La battaglia contro l’anonimato online è condivisa anche da Katie Price, volto noto della TV britannica, che da anni si batte per l’introduzione di reati specifici legati all’abuso online e che ha provato a intraprendere un’azione legale contro Tattle Life. Senza successo, dal momento che la polizia ha ammesso di non riuscire a identificare gli autori dei commenti.
C’è poi un’altra questione spinosa: per anni si è ignorato chi fosse il vero amministratore del sito. Ma una recente causa per diffamazione e molestie intentata da una coppia nordirlandese, Neil e Donna Sands, ha fatto cadere il velo. Dopo anni di abusi e stalking, la coppia ha ottenuto un risarcimento di 300.000 sterline e ha contribuito a smascherare Sebastian Bond, noto online come Bastian Durward, presunto creatore e gestore del sito che si nascondeva dietro il falso nome Helen McDougal.

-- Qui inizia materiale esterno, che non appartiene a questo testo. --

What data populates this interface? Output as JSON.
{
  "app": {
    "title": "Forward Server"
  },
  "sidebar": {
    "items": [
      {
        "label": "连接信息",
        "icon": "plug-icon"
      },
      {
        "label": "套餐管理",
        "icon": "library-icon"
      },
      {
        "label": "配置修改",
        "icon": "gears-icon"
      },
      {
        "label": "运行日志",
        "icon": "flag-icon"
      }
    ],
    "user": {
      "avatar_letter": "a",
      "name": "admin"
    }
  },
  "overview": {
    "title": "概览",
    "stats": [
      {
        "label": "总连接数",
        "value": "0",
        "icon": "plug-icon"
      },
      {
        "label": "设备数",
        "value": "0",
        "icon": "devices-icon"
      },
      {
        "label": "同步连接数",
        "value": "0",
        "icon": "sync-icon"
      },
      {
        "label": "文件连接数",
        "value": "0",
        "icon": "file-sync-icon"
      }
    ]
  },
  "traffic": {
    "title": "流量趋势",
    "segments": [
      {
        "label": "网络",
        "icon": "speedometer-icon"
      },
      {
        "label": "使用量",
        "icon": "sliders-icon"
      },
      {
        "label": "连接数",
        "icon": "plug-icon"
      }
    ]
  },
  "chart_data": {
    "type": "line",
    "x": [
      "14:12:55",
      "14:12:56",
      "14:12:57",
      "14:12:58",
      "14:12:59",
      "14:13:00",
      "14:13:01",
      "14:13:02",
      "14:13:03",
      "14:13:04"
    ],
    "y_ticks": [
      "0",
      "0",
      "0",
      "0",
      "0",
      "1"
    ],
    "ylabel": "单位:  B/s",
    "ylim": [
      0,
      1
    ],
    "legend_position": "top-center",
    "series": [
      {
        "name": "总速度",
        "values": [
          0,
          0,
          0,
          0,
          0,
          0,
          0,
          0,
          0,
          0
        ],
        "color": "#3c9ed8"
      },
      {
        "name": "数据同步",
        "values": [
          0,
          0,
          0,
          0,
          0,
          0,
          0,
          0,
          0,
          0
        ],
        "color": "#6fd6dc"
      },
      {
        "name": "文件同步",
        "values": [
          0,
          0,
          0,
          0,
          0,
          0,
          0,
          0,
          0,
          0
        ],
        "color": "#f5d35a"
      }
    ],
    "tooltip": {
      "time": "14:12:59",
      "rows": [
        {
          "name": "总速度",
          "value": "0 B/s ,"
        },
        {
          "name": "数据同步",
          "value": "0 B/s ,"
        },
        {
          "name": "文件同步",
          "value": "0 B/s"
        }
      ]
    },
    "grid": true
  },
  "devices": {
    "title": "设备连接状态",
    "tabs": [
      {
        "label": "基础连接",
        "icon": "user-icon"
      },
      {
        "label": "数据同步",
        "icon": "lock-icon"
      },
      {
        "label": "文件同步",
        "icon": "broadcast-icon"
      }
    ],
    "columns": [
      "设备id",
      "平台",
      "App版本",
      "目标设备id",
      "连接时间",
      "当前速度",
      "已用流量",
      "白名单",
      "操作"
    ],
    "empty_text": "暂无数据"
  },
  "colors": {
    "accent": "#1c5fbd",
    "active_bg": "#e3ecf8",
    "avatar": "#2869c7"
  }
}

Secondo quanto riferito alla BBC dagli avvocati di Bond, l’uomo sarebbe stato "completamente all’oscuro del procedimento" e la sentenza sarebbe arrivata "in contumacia". Ma i Sands annunciano battaglia: "Abbiamo i nomi utente di chi ci ha diffamato. Li perseguiremo tutti".
Dal canto suo, Tattle Life afferma di avere una politica di tolleranza zero verso i contenuti offensivi, con moderatori attivi 24 ore su 24 e un sistema di segnalazione potenziato. Ma i fatti sembrano smentire questa immagine rassicurante: i thread offensivi vengono costantemente rimossi e poi ripubblicati, in un gioco al massacro che sfugge al controllo.
Il Centre for Countering Digital Hate ha accusato il sito di "monetizzare la crudeltà" attraverso gli annunci pubblicitari, una pratica definita eticamente inaccettabile. Anche Google è intervenuto, limitando la pubblicazione di annunci sulla piattaforma in base alle proprie norme, riducendo così le possibilità di guadagno. Ma il nodo principale resta la mancanza di regolamentazione.
Da marzo, con l’entrata in vigore dell’Online Safety Act, Ofcom – l’ente regolatore britannico – ha avviato un’indagine su tredici piattaforme, Tattle Life inclusa. L’autorità ha avvertito: chi non adotterà misure efficaci per proteggere gli utenti dai contenuti illegali andrà incontro a sanzioni. Un caso, quello di Tattle Life, che impone anche qui una riflessione più ampia su quale tipo di società digitale vogliamo costruire.
Perché se da una parte è giusto che chi monetizza la propria visibilità sia soggetto a critiche, dall’altra quando la critica si trasforma in accanimento, violazione della privacy e aggressione psicologica, si oltrepassa un confine pericoloso. Con il paradosso che, mentre influencer e celebrità sono sempre più esposti, chi li attacca resta invisibile in uno squilibrio di potere che non ha nulla a che vedere con la libertà di parola, e che rende quanto mai urgente una risoluzione del problema dando finalmente ai tanti, troppi, leoni da tastiera un volto, con relative conseguenze.